Depressieve- en bipolaire stemmingsst Flashcards
Wat is anhedonie?
Verlies van interesse en plezier
Noem de symptomen van depressieve stoornis waarvan er min 5 aanwezig moeten zijn (min 2 weken)
- Verlaagde stemming
- Minder interesse
- Gewichtstoename of afname
- Insomnia/hypersomnia
- Rusteloosheid (ook voor anderen waarneembaar)
- Vermoeidheid
- Waardeloosheid/schuldgevoelens
- Verminderde concentratie
- Suicide gedachten
Hoe lang moet er tussen depressieve episoden zitten om van aparte perioden te kunnen spreken?
2 aaneengesloten maanden
wat is PDS
Persisterende depressieve stoornis
Wat zijn de 2 criteria voor PDS?
A: sombere stemming min 2 jaar
B: minstens twee kenmerken:
- verminderde eetlust of veel eten
- insomnia / hypersomnia
- weinig energie/vermoeidheid
- geringe gevoel eigenwaarde
- slechte concentratie/beslissingen
- hopeloosheid
Wat is PDMS?
Premenstruele dysfore stoornis
Wat is het verschil tussen bipolaire I stoornis enerzijds vs Bipolaire II stoornis en cyclothyme stoornis anderzijds?
Bij bipolaire I stoornis vindt er ook manische episoden plaats
Wat is het verschil tussen een manische en hypomanische episode?
Hypomanische episode is minder ernstig in duur en intensiteit
(manisch = 1 week, hypomanisch = 4 dagen)
Noem 5 verschillende type specificaties van stemmingsperioden
- Melancholische kenmerken
- A typische kenmerken
- Psychotische kenmerken
- Seizoensgebonden
- Peripartum
Noem 4 specificaties over het beloop van stemmingsperioden en hun definities
- Remissie (volledig herstel)
- Relapse (binnen 2 maanden terugval)
- Recidief (na 2 maanden herstel weer terugval)

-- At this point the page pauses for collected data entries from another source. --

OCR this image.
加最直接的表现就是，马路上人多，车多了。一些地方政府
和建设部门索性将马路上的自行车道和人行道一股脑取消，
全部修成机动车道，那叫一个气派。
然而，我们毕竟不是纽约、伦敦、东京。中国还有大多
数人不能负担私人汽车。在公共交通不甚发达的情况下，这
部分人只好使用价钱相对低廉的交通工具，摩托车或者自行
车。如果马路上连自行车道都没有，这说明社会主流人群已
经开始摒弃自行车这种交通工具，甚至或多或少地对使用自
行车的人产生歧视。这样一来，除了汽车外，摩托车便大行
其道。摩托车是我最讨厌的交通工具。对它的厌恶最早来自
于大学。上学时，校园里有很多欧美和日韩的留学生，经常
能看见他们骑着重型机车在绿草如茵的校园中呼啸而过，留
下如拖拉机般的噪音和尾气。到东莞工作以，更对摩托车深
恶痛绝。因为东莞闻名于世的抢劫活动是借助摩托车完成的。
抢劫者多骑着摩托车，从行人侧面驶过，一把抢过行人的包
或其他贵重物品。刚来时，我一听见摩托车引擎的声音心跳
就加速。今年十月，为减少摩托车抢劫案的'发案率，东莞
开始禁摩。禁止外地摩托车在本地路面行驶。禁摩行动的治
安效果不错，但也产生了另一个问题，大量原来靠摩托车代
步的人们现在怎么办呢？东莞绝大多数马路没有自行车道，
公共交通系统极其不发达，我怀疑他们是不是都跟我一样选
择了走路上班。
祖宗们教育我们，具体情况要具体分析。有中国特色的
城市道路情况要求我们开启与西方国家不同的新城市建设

- Rapid cycling (min 4 episoden binnen een jaar)
Hoe groot is de kans dat iemand ooit in zijn leven een depressie krijgt?
20%
Wat is de life time prevalentie van PDS?
1 - 6 %
Hoeveel % van de mensen met een depressieve episode:
- herstelt binnen 6 maanden
- heeft een chronisch beloop na 2 jr
- heeft een terugval binnen 2 jr
50%
20%
20%
Hoeveel % van mensen met een depressieve episode
- herstelt volledig na 6 jr
- heeft een chronisch beloop na 6 jaar
32%
34%
Noem 5 risicofactoren voor het ontwikkelen van een depressieve periode
- Negatieve jeugdervaringen
- Psychopathologie ouders
- Chronisch somatische ziekten
- Slechter fysiek & mentaal functioneren
- Grotere ernst depressie
- Angst
- Lager opleidingsniveau
- Geen baan
- Middelenmisbruik/medicatie
- Medische zorg voor mentale problemen
Noem 3 theoretische visies die onder de leertheoretische benadering vallen.
- Operante conditionering (Skinner)
- Bekrachtigingstheorie (Lewinson)
- Zelfcontrolemodel (Lehm)
Wat is het verschil tussen de bekrachtigingstheorie en zelfcontrolemodel?
Het zelfcontrolemodel geeft aan dat een gebrek aan externe bekrachtiging pas tot depressieve stoornis leidt als de persoon zichzelf niet voldoende bekrachtigt
Noem 3 theoretische visies vanuit de cognitieve benadering
- Cognitieve theorie (Beck)
- Aangeleerde hulpeloosheid (Seligman)
- Attributie georiënteerde aangeleerde hulpeloosheid
Op welke gebieden heeft de cognitieve triade betrekking?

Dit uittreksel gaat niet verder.